Aksine genel kanaat AKP/MHP faşizminin seçimleri almak için sandıklara doğrudan müdahale de dahil her şeyi yapacağı yönünde. Muhalefetin de bu konuda tutumunun ne olduğu ve iktidarın seçimlere müdahalesine karşı nasıl bir tedbir alacağı konusunda herkesi tatmin eden bir duruşu yoktur. Bu ise seçim güvenliği konusunda halkımızda var olan kuşkuları büsbütün artırmaktadır.

Halbuki genel kabul olarak demokrasi, bütün bireylerin onları diğerlerinden ayıran bütün farklılıkları ile birlikte eşit seçme ve seçilme hakkına sahip olduğu bir sistemdir. Eğer bir ülkede eşit, serbest ve gizli oya dayanan bir seçim süreci işlemiyorsa, o ülkede bırakın kurumsallaşmış bir demokrasiyi, en asgari manada temsili bir demokrasiden dahi bahsedilemez.
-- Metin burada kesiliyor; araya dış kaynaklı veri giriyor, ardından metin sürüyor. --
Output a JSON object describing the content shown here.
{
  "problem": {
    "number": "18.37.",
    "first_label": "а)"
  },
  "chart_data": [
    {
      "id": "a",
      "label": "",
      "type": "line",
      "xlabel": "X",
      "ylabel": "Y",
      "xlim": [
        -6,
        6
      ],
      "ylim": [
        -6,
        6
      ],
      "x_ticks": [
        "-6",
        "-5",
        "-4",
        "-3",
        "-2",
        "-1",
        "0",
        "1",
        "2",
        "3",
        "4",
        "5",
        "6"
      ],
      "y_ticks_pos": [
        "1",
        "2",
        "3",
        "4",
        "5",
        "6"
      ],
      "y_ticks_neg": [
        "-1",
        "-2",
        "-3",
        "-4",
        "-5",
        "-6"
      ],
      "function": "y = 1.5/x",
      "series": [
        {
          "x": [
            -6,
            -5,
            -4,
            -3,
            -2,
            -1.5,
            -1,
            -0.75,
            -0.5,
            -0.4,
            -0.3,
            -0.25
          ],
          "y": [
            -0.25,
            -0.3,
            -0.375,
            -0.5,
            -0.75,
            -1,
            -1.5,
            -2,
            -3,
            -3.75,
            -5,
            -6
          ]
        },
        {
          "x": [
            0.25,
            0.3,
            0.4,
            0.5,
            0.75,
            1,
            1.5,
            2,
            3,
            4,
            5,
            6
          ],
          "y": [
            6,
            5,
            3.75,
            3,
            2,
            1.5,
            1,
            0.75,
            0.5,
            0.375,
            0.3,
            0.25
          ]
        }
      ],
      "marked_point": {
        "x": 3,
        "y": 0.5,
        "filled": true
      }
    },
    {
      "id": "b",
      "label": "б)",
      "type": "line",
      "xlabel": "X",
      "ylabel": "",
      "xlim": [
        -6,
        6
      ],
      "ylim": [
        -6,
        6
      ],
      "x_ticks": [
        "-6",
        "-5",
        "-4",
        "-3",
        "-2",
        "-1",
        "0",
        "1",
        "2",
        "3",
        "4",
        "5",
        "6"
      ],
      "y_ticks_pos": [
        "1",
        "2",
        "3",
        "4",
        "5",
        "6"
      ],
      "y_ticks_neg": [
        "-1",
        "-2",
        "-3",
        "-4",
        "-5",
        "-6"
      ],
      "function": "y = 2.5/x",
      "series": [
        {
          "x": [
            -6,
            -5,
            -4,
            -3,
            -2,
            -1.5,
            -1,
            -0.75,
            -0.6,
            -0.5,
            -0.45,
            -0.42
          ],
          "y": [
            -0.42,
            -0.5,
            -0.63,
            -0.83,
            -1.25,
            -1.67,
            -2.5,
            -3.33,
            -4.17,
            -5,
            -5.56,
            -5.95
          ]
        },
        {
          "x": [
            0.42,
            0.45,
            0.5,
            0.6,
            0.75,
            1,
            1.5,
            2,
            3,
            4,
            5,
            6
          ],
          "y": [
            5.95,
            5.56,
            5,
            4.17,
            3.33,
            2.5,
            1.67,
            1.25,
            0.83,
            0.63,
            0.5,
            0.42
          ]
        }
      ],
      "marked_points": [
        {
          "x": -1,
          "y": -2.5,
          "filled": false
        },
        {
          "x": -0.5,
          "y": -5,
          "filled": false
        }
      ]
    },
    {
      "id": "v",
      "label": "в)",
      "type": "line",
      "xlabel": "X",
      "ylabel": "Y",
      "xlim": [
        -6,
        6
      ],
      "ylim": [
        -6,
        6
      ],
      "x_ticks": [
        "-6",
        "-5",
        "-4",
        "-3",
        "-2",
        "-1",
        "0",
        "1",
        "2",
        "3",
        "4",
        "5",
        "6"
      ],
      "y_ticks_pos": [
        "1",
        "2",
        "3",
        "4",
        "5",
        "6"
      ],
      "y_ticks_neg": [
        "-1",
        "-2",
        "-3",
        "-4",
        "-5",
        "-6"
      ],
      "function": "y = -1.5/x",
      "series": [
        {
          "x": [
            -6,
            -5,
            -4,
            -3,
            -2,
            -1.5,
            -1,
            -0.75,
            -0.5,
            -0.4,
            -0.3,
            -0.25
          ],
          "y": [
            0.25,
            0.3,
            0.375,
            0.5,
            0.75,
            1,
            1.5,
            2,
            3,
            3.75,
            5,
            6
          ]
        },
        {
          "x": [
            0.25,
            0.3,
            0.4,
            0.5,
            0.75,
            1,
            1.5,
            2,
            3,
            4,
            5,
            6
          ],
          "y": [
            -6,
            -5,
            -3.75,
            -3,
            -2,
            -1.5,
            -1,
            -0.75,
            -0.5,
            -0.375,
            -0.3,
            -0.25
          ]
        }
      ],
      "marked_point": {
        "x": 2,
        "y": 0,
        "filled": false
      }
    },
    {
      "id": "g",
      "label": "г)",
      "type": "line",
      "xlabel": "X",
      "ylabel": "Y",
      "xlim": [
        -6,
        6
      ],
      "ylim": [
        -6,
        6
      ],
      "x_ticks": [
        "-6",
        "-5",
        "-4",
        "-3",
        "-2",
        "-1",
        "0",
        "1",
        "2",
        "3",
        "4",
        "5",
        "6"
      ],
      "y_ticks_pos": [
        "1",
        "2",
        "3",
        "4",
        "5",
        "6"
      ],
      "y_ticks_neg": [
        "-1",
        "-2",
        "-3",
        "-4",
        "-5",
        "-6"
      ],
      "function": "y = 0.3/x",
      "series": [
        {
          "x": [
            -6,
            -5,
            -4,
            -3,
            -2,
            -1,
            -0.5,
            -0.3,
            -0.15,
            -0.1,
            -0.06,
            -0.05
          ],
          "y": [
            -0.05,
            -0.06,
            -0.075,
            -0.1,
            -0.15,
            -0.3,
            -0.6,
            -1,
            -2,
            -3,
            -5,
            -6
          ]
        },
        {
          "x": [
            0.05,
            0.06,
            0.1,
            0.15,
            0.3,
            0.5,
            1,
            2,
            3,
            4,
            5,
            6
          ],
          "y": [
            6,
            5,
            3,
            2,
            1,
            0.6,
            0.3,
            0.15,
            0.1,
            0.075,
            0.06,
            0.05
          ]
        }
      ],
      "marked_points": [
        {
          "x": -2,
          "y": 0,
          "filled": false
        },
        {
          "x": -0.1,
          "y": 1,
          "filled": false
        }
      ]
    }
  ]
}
Ayrıca bir ülkede serbest seçim ve gizli oya dayalı bir sistem işlemiyorsa, o ülkede insanlar kendi iradelerinin bir şeyleri değiştirebileceğine dair inancını da kaybederler.

Önümüzdeki seçimler bu anlamda da çok önemlidir ve bu noktada bütün muhalif çevrelere önemli görevler düşmektedir. Bu kadar bariz olmasına rağmen iktidarın sandıklara müdahalesi en az düzeye çekilemez ve AKP/MHP rejimi bir kez daha hile ile iktidara gelirse, bu Türkiye’de insanların seçimler yoluyla bir şeyleri değiştirebileceklerine dair inançlarının sarsılmasına neden olur.

Bundan dolayı bu seçimlerde faşizmi tarihin çöp tenekesine göndermek isteyen bütün muhalif çevreler sadece kendilerini oy kullanmak anlamında değil, sandıklara sahip çıkma noktasında da sorumlu hissetmelidir. Aksi halde sandıkta kazanılan seçimler, hile ile kapalı kapılar ardında kaybedilir.